Ray Gill

Personal information
- Full name: Raymond Gill
- Date of birth: 8 December 1924
- Place of birth: Manchester, England
- Date of death: 17 September 2001 (aged 76)
- Place of death: Rochdale, England
- Position(s): Full back

Senior career*
- Years: Team / Apps / (Gls)
- 1947–1951: Manchester City / 8 / (0)
- 1951–1962: Chester / 406 / (3)
- 1962–1964: Hyde United / 71 / (0)

= Ray Gill =

English footballer

Ray Gill (8 December 1924 – 17 September 2001) was an English footballer. He holds the Football League appearance record for Chester.

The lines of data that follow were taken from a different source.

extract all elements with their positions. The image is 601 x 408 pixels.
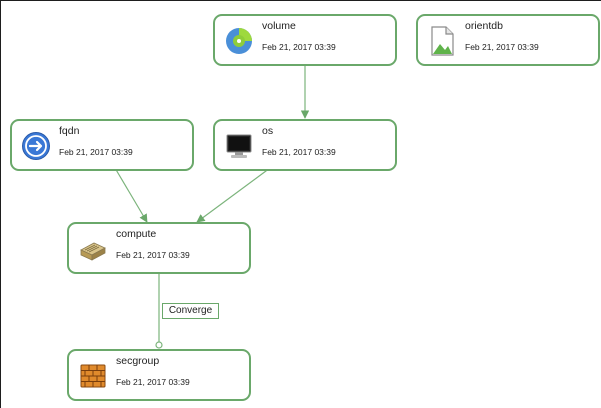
arrow-circle-icon bbox=[22, 132, 50, 160]
firewall-icon bbox=[80, 364, 106, 388]
node-date: Feb 21, 2017 03:39 bbox=[116, 250, 190, 260]
node-name: compute bbox=[116, 228, 157, 240]
document-image-icon bbox=[431, 26, 454, 56]
node-date: Feb 21, 2017 03:39 bbox=[59, 147, 133, 157]
node-date: Feb 21, 2017 03:39 bbox=[465, 42, 539, 52]
node-date: Feb 21, 2017 03:39 bbox=[262, 42, 336, 52]
edge-end-marker bbox=[155, 341, 163, 349]
node-date: Feb 21, 2017 03:39 bbox=[262, 147, 336, 157]
server-icon bbox=[80, 242, 106, 261]
edge-label-converge[interactable]: Converge bbox=[162, 303, 219, 319]
monitor-icon bbox=[226, 134, 252, 158]
node-os[interactable]: os Feb 21, 2017 03:39 bbox=[213, 119, 397, 171]
node-fqdn[interactable]: fqdn Feb 21, 2017 03:39 bbox=[10, 119, 194, 171]
node-volume[interactable]: volume Feb 21, 2017 03:39 bbox=[213, 14, 397, 66]
node-orientdb[interactable]: orientdb Feb 21, 2017 03:39 bbox=[416, 14, 600, 66]
node-name: fqdn bbox=[59, 125, 80, 137]
node-date: Feb 21, 2017 03:39 bbox=[116, 377, 190, 387]
node-name: orientdb bbox=[465, 20, 503, 32]
node-name: secgroup bbox=[116, 355, 160, 367]
edge-os-compute bbox=[196, 167, 271, 223]
node-name: os bbox=[262, 125, 274, 137]
edge-fqdn-compute bbox=[114, 167, 148, 223]
node-name: volume bbox=[262, 20, 296, 32]
node-secgroup[interactable]: secgroup Feb 21, 2017 03:39 bbox=[67, 349, 251, 401]
node-compute[interactable]: compute Feb 21, 2017 03:39 bbox=[67, 222, 251, 274]
volume-disk-icon bbox=[226, 28, 252, 54]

The full-back played in 406 league games for Chester from 1951 to 1962, putting him seven ahead of Ron Hughes (whose Chester career ran almost parallel to Gill's) and 10 ahead of Trevor Storton.

Gill had earlier played for hometown club Manchester City, where he made eight appearances. However, he was to enjoy a regular place at Chester for most of his time with the club. This was despite the fact he was part-time in his later years at the club as he worked as a salesman.

Gill was awarded testimonial matches by Chester in 1956 and 1962 against representative teams. He later played for Hyde United, Altrincham and Winsford United before moving into management with Radcliffe Borough between 1969 and 1973.